First of all, a summary is not a prayer. If you want to close off your talk with prayer, that’s awesome. Seriously, I’m all for that since it can create a moment of deep connection with God where teens can make life-altering decisions.
But it had better be an actual prayer, a conversation with God, and not a summary of your talk disguised as prayer. If you don’t know what I mean, it goes something like this:
“Dear God, thank you for teaching us today that you bless those who love and keep your law. As we saw in Psalm 1, we need to delight in your word and meditate on it day and night. And if we do that, we will become like trees planted by streams of water…”
And so on and so forth. That’s not a prayer, that’s a summary of the talk you just gave. Because you wouldn’t talk like that in a ‘real’ conversation, would you? God was present during your talk; there’s no need for a recap. Praying like this completely counters our teachings to teens that prayer is a conversation, that it’s relational.
Here’s another example of a supposed prayer that’s really something else:
“I want you all to close your eyes. Let’s pray. God, thank you for bringing us here today. We want to respond to your call to bring our burdens to the cross. If there’s anyone here right now who wants to lay his or her burdens at the cross, come forward now. There are volunteers here who are happy to pray with you.”
Again, that’s not a prayer, that’s an altar call. Don’t get me wrong: there’s nothing wrong with doing an altar call, on the contrary, and I get that you want to start an altar call with prayer. I also understand that it can be best if everyone closes their eyes, but…we need to be careful in what we ‘label’ or announce as prayer.
If we teach that prayer is talking to God, then that’s what we need to model. We need to show that relational conversation and not a summary, or a call to action to our listeners. Both have their place and function, but don’t present them as prayer.

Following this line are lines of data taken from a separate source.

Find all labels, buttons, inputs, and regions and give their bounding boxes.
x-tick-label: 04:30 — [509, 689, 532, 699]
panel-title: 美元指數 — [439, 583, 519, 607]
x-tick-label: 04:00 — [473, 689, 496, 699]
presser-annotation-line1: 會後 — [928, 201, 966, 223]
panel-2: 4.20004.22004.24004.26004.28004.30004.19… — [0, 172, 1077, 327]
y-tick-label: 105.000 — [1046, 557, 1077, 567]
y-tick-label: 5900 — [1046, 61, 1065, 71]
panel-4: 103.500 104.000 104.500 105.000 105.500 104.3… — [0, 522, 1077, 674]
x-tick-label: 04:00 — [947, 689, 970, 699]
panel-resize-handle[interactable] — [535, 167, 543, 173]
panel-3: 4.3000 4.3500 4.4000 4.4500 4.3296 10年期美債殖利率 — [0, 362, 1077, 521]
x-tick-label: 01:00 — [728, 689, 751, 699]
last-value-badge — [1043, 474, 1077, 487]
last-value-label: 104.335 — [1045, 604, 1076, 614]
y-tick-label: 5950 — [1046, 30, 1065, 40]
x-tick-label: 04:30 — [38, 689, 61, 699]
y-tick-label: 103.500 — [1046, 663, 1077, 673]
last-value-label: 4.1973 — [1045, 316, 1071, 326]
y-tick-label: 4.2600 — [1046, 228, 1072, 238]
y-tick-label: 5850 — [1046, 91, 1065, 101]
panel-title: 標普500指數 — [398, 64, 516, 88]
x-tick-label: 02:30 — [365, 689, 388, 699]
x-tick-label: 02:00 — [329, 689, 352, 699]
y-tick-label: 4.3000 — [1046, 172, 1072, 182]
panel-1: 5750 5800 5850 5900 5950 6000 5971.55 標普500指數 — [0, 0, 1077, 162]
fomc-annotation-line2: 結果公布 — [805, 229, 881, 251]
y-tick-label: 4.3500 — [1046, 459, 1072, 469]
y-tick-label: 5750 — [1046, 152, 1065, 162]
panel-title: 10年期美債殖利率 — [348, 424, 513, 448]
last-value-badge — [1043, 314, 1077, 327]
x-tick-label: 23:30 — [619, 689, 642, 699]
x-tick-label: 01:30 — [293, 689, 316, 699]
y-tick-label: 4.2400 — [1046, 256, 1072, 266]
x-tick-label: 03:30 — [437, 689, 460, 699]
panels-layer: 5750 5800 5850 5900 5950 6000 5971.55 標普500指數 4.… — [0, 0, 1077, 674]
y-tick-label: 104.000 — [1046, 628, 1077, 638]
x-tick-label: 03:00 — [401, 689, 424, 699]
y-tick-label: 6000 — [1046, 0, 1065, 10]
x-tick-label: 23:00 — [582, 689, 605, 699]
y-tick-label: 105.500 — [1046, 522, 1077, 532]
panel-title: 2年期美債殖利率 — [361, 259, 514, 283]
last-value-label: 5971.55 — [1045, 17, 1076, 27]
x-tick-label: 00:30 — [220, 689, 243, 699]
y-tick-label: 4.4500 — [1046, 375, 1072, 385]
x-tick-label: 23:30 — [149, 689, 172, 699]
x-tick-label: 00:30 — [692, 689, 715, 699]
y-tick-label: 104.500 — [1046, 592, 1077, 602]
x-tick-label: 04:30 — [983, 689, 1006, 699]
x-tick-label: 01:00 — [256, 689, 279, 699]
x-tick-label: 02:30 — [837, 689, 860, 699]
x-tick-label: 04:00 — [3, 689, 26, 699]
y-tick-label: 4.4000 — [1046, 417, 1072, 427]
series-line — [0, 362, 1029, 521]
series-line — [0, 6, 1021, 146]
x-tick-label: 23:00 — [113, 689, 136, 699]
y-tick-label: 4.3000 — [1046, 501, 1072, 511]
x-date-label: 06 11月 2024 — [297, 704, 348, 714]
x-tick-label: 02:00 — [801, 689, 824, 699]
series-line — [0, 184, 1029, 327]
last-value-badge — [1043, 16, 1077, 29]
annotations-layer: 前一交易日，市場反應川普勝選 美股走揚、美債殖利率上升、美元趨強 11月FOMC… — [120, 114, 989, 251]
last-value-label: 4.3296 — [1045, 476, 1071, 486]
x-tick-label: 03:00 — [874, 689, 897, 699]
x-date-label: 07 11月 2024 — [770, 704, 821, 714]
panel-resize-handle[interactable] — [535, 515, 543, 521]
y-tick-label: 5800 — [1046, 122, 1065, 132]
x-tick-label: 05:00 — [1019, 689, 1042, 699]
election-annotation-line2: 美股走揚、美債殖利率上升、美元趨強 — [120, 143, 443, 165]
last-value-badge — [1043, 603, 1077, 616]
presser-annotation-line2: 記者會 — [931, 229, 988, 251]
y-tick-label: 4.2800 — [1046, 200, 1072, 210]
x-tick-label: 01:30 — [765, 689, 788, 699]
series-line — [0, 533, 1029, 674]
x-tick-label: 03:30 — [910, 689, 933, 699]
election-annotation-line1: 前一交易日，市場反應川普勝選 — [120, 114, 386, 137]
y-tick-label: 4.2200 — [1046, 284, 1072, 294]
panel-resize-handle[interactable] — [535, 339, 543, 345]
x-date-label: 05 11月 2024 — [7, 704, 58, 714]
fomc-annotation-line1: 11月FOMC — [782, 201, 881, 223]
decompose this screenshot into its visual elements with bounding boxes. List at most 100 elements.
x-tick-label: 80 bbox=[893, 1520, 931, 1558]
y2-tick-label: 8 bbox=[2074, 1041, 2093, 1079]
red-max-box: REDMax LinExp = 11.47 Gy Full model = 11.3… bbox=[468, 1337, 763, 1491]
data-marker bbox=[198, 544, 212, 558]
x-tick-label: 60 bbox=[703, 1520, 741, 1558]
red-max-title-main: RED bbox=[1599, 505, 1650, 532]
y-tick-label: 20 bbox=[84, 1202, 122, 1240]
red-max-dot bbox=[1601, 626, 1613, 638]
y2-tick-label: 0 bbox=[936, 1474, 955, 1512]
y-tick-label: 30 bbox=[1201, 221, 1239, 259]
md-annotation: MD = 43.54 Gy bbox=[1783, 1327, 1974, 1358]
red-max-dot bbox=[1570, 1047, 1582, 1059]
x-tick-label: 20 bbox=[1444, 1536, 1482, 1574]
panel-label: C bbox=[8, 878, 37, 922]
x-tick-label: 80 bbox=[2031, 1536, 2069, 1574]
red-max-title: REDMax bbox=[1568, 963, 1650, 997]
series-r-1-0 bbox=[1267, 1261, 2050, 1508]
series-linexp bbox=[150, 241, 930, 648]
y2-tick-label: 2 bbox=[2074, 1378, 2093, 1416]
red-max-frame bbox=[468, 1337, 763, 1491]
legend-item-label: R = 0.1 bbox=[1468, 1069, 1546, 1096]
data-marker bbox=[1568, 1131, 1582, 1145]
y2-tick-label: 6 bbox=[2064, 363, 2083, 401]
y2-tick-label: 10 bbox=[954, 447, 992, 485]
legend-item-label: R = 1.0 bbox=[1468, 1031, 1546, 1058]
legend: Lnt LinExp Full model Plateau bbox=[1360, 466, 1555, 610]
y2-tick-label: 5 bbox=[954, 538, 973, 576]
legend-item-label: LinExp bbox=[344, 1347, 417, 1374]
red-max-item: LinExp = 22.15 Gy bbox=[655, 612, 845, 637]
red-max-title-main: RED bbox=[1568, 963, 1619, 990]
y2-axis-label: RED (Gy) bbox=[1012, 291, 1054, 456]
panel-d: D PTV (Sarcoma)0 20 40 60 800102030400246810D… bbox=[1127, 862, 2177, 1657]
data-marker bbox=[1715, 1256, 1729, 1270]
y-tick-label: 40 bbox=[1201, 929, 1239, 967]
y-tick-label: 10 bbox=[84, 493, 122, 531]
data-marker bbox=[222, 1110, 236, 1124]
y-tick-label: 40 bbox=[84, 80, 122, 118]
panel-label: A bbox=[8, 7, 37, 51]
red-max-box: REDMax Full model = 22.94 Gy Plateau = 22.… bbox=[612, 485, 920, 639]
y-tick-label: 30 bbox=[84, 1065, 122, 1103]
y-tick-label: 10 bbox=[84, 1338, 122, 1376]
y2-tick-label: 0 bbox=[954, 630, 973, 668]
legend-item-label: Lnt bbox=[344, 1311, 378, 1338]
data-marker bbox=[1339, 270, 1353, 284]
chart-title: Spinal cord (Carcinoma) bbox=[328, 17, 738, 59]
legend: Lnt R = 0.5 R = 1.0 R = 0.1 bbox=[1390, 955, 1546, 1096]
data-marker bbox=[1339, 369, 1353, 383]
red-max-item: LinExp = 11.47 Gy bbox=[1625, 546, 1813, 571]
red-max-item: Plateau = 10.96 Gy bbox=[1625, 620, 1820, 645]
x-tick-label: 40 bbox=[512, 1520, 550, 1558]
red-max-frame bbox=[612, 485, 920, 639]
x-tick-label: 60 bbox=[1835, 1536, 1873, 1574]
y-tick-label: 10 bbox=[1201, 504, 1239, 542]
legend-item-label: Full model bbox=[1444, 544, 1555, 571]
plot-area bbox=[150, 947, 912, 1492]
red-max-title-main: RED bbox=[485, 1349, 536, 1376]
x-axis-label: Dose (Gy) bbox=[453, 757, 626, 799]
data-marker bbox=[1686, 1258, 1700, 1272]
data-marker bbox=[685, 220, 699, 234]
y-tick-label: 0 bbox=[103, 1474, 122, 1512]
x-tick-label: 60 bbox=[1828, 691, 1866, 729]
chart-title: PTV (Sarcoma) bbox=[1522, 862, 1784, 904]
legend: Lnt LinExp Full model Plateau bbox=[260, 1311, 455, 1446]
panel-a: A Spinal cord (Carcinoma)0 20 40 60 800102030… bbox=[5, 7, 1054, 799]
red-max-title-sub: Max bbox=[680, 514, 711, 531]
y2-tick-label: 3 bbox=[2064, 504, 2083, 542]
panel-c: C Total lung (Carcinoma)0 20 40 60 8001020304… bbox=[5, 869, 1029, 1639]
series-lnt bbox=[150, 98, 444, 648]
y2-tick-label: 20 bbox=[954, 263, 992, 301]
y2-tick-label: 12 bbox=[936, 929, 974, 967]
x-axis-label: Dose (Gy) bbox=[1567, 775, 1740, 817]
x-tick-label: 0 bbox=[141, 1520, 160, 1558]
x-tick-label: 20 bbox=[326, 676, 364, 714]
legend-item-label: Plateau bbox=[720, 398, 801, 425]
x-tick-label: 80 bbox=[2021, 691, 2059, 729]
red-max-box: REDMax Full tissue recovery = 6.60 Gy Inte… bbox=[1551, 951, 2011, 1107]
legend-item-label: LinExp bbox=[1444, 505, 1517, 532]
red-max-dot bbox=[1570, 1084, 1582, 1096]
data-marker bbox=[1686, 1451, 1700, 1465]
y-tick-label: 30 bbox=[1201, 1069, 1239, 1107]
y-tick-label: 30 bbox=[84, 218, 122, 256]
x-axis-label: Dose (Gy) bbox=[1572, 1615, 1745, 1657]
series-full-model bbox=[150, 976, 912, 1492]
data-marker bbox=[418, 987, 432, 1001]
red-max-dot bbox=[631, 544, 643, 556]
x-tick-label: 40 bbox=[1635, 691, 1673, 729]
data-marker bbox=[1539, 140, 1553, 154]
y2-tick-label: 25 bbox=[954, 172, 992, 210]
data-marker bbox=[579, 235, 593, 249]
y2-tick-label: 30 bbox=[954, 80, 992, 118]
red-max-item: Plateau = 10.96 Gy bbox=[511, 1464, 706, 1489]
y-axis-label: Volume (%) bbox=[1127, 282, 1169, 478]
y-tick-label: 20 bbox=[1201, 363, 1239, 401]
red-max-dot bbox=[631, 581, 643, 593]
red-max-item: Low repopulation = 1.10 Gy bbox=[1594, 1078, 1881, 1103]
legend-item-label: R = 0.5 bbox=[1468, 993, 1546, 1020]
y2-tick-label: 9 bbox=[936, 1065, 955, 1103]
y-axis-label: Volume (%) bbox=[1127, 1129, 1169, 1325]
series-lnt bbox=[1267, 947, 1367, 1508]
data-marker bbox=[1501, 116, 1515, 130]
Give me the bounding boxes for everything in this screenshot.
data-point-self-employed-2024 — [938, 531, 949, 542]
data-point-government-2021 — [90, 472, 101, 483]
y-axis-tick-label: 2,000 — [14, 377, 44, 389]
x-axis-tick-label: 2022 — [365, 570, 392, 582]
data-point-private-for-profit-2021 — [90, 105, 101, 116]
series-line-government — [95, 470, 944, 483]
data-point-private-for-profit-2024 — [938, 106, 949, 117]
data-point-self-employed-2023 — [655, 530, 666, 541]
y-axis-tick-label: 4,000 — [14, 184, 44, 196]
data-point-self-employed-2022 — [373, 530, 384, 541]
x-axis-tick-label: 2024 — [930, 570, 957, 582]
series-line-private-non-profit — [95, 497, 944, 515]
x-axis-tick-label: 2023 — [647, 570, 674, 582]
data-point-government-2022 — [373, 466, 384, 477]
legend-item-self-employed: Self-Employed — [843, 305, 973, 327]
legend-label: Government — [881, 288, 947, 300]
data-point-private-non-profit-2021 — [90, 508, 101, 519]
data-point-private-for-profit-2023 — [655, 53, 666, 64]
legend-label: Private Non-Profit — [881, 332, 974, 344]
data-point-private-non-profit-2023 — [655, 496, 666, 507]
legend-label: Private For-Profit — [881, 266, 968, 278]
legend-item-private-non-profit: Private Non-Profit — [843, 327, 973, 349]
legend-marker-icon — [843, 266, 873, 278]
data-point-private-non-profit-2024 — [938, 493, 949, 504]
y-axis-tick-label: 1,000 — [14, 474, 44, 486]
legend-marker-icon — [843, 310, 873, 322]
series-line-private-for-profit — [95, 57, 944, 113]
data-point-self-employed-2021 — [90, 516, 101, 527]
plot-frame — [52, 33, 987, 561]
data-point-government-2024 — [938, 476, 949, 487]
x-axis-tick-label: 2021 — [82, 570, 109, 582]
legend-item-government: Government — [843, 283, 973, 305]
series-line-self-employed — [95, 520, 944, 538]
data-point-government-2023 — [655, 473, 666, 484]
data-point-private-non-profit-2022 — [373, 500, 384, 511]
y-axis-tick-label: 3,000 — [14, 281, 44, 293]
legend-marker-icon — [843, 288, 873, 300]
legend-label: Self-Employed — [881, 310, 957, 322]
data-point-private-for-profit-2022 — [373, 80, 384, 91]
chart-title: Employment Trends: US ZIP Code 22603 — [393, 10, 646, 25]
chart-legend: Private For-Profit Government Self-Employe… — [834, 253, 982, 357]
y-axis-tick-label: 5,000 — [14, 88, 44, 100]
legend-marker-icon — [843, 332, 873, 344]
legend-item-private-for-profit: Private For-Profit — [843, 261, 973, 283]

Maybe you’re wondering if this isn’t a bit strict and why it matters so much. Sure, in the bigger scheme of things this is not a big deal. It’s not like it’s an actual sin 🙂 It matters because many students struggle with incorporating prayer into their daily lives. Modeling showy, formal, and awkward prayers set a bad example to them of what prayer could look like.
Can you think of any other examples of ‘false’ prayer? Or do you not see a problem with this at all?